Outsourcing

Public policy keeps driving working protections down, and so we have new realities like this:

Eric Simit, a Jamaican immigrant, has been driving private commuter vans, most commonly known as “dollar vans,” for 15 years in western Queens. He works six days a week — from morning rush hour to the end of the evening commute, charging $2 a ride.

It’s harder to make a profit lately, Simit says, as more vans hit the pavement. With little enforcement, many have found driving a “dollar van” an easy alternative to unemployment.

“It is the fastest way to make money fast,” he said.

But Simit, other van drivers and their fast-cash business are becoming a more formal means of transport. In what Baruch College Professor E.S. Savas calls “privatization by default,” Mayor Michael Bloomberg with the Taxi and Limousine Commission announced a yearlong pilot program in June, which allows vans to run on the discontinued B23, B71, B39, Q74 and Q79 routes. The target start date is Monday.
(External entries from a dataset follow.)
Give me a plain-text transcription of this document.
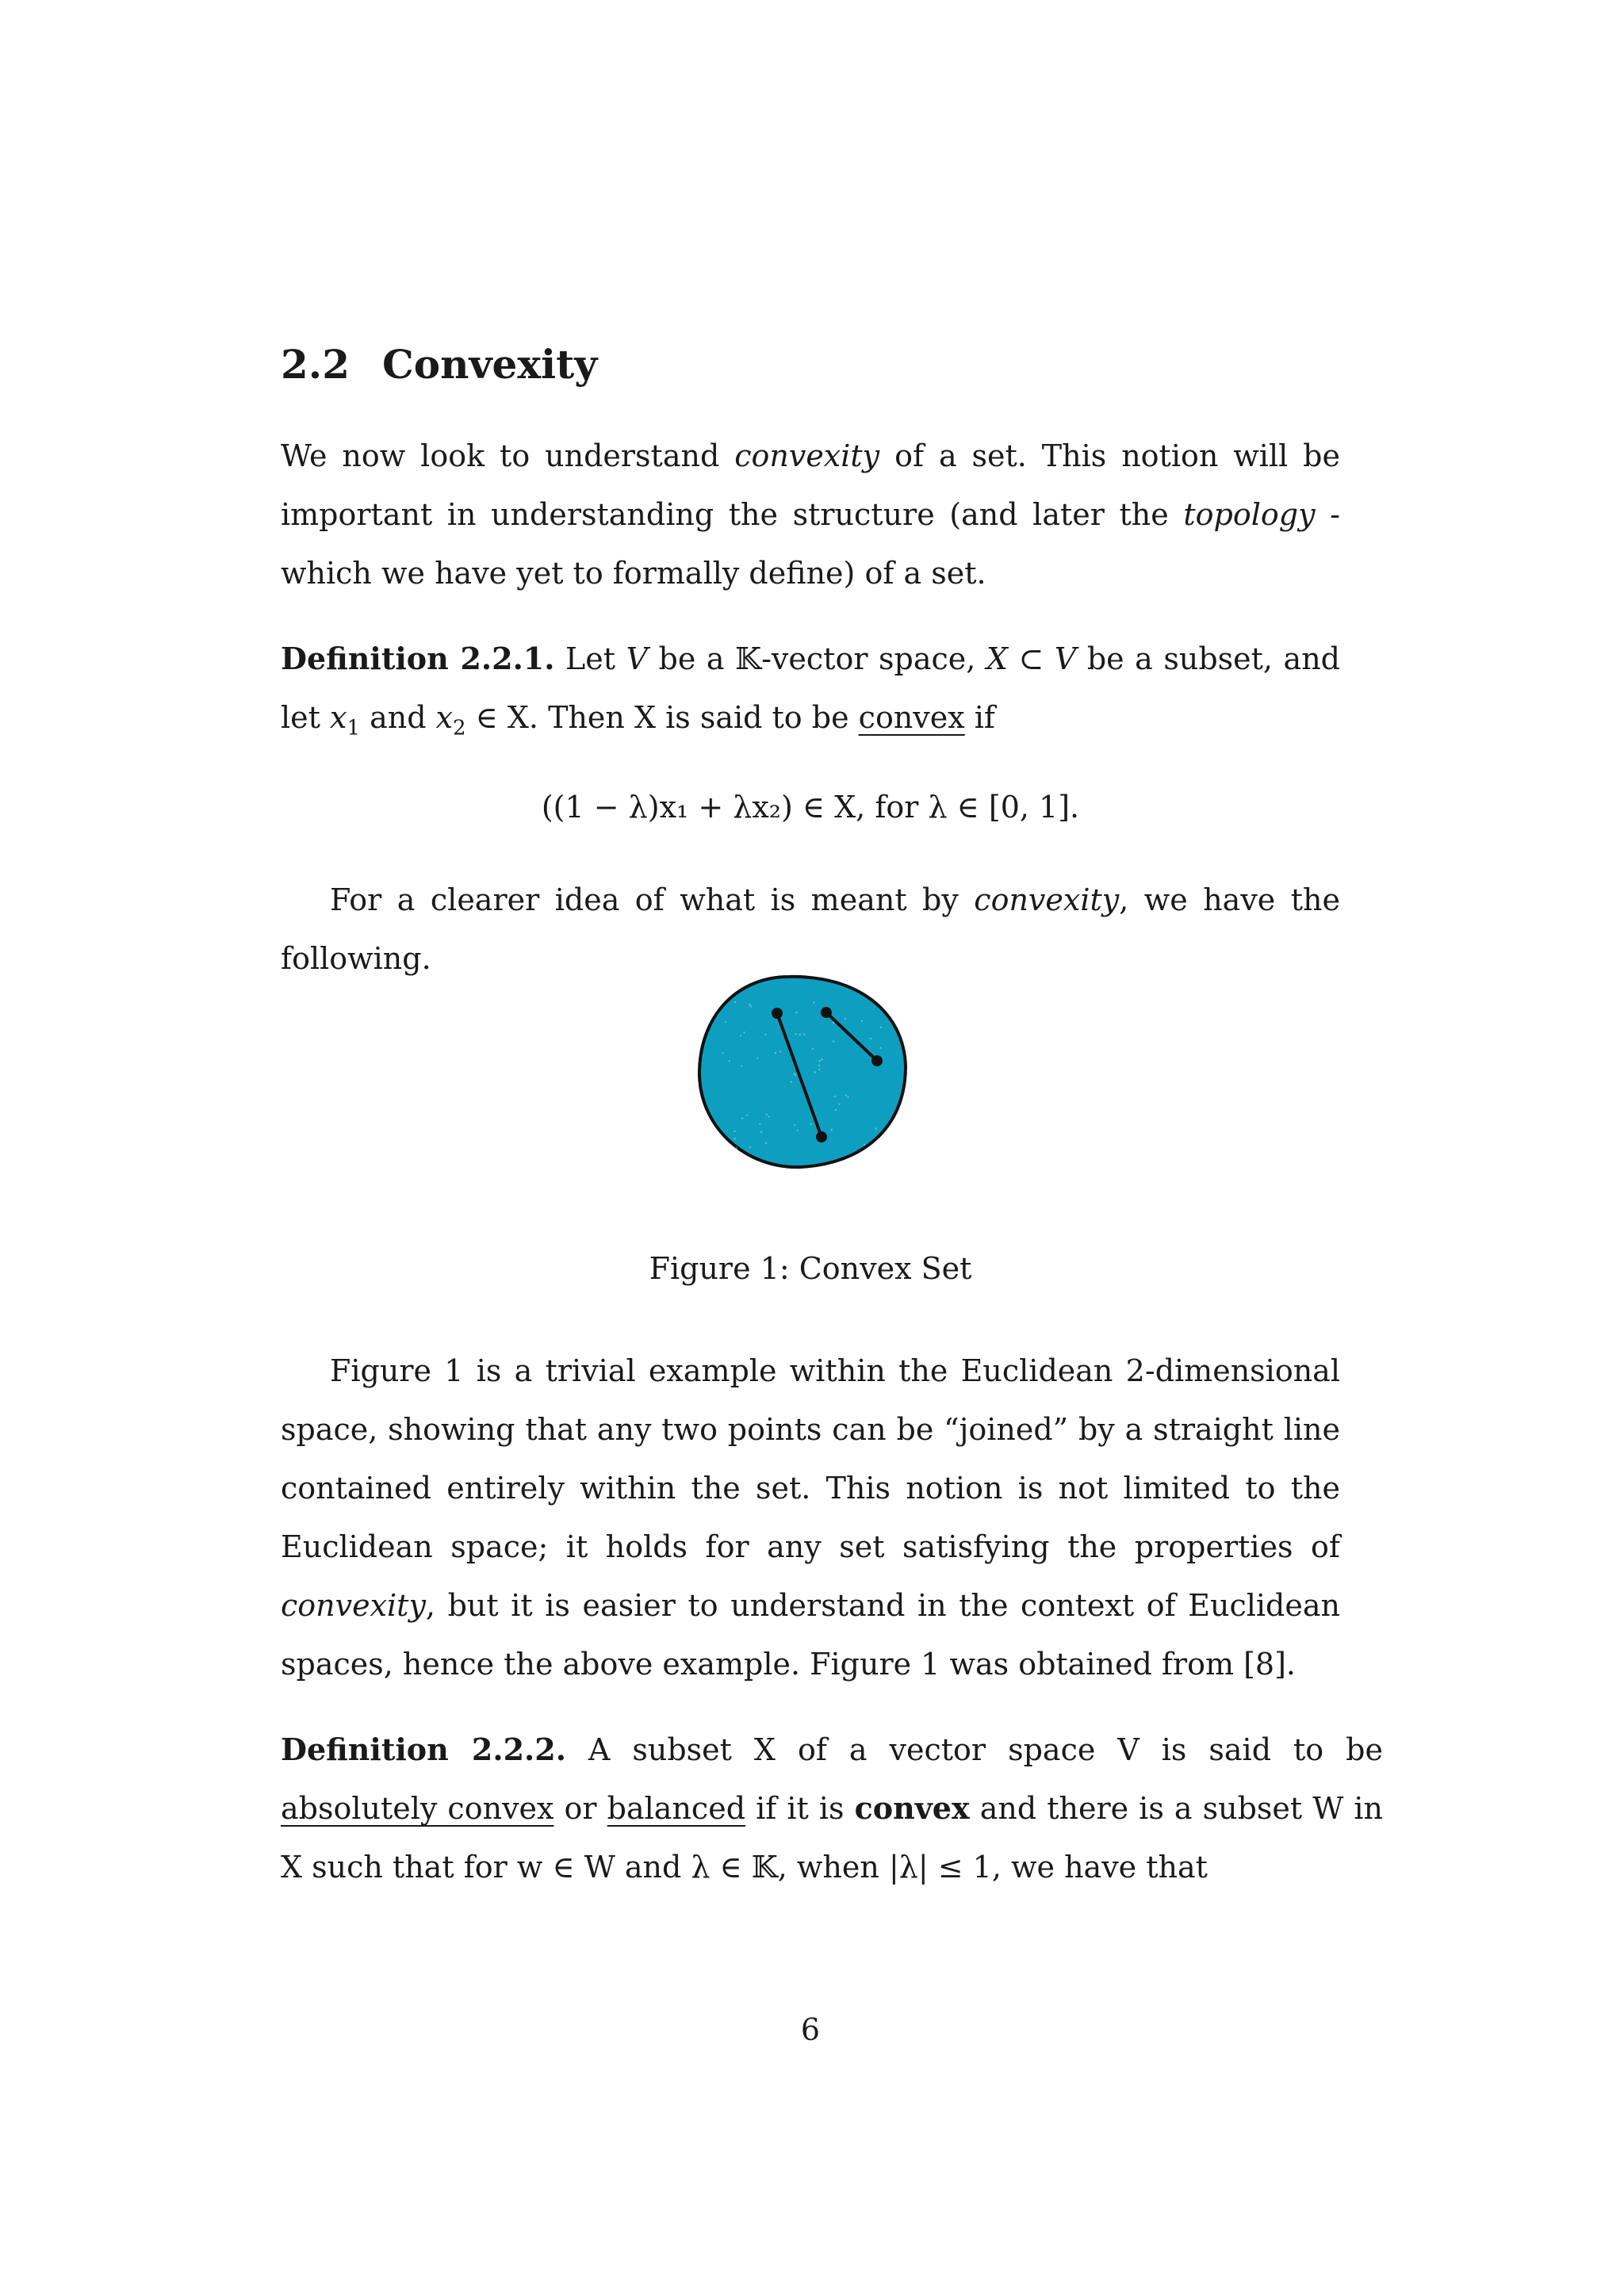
2.2 Convexity

We now look to understand convexity of a set. This notion will be important in understanding the structure (and later the topology - which we have yet to formally define) of a set.

Definition 2.2.1. Let V be a 𝕂-vector space, X ⊂ V be a subset, and let $x_1$ and $x_2$ ∈ X. Then X is said to be convex if

((1 − λ)x₁ + λx₂) ∈ X, for λ ∈ [0, 1].

For a clearer idea of what is meant by convexity, we have the following.

Figure 1: Convex Set

Figure 1 is a trivial example within the Euclidean 2-dimensional space, showing that any two points can be “joined” by a straight line contained entirely within the set. This notion is not limited to the Euclidean space; it holds for any set satisfying the properties of convexity, but it is easier to understand in the context of Euclidean spaces, hence the above example. Figure 1 was obtained from [8].

Definition 2.2.2. A subset X of a vector space V is said to be absolutely convex or balanced if it is convex and there is a subset W in X such that for w ∈ W and λ ∈ 𝕂, when |λ| ≤ 1, we have that

6
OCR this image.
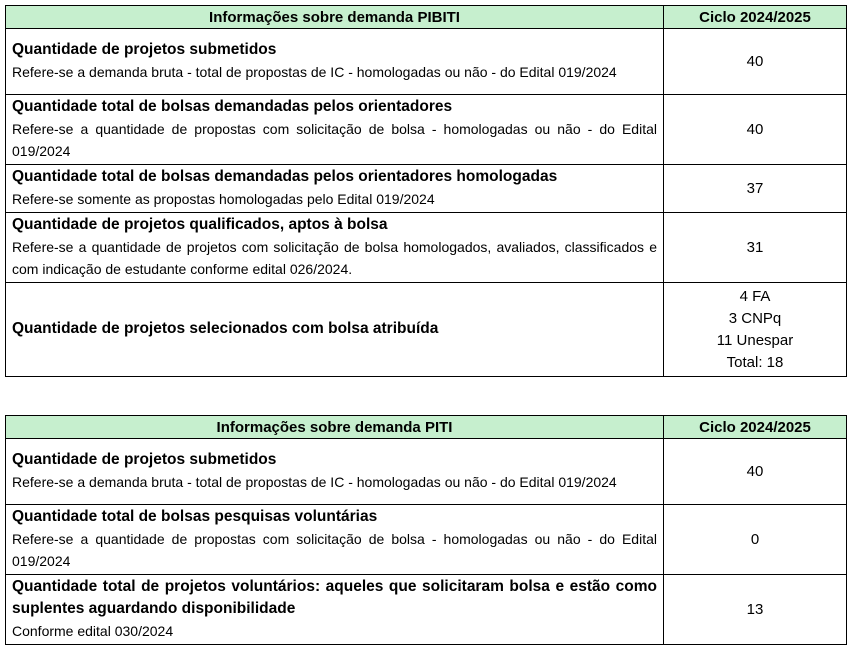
Informações sobre demanda PIBITI	Ciclo 2024/2025

Quantidade de projetos submetidos
Refere-se a demanda bruta - total de propostas de IC - homologadas ou não - do Edital 019/2024	40

Quantidade total de bolsas demandadas pelos orientadores
Refere-se a quantidade de propostas com solicitação de bolsa - homologadas ou não - do Edital 019/2024	40

Quantidade total de bolsas demandadas pelos orientadores homologadas
Refere-se somente as propostas homologadas pelo Edital 019/2024	37

Quantidade de projetos qualificados, aptos à bolsa
Refere-se a quantidade de projetos com solicitação de bolsa homologados, avaliados, classificados e com indicação de estudante conforme edital 026/2024.	31

Quantidade de projetos selecionados com bolsa atribuída	4 FA
3 CNPq
11 Unespar
Total: 18
Informações sobre demanda PITI	Ciclo 2024/2025

Quantidade de projetos submetidos
Refere-se a demanda bruta - total de propostas de IC - homologadas ou não - do Edital 019/2024	40

Quantidade total de bolsas pesquisas voluntárias
Refere-se a quantidade de propostas com solicitação de bolsa - homologadas ou não - do Edital 019/2024	0

Quantidade total de projetos voluntários: aqueles que solicitaram bolsa e estão como suplentes aguardando disponibilidade
Conforme edital 030/2024	13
Faced with an $800 million deficit, Metropolitan Transportation Authority cut these five Brooklyn and Queens routes, along with several others, earlier this summer, because they were money pits. While the MTA could not break even on the routes despite large tax subsidies, immigrant entrepreneurs like Simit hope to operate vans along them and make a profit.

All five routes cost the authority over $4 per rider — the Q79 was the highest at $8.08. The vans will charge $2 a ride. Vans save on expenses by escaping the high labor costs, American Disability Act requirements and environmental standards that face the transportation authority.

Supporters of the program, including Transportation Alternatives, see the private vans as the best, if not the only way, to serve city neighborhoods in a time of decreased resources and rising costs. But critics see a creeping privatization of transportation that means less service, lower wages and more pollution.

One thought on “Outsourcing

  1. The price of gasoline should be at least $10.00 a gallon. Public policy, the oil companies and the Republicans keep the the actual price much lower through subsidies. (The Navy keeping shipping lanes open, the Army and Marine Corp invading countries with large oil deposits, tax write offs for oil depletion, etc.) The Republicans and the oil companies want $1.50 a gallon gas. The lower the cost, the more we buy and the greater their profits. That’s why the Republicans and the oil companies claim that there’s no such thing as global warming or climate change. As the price of gas increases demand for it declines. Alternative energy sources become cheaper per unit and more plentiful. Global warming and climate change become less of a concern as the burning of carbon based fuel declines. Don’t be fooled by the climate change deniers because they’re working for the 1%.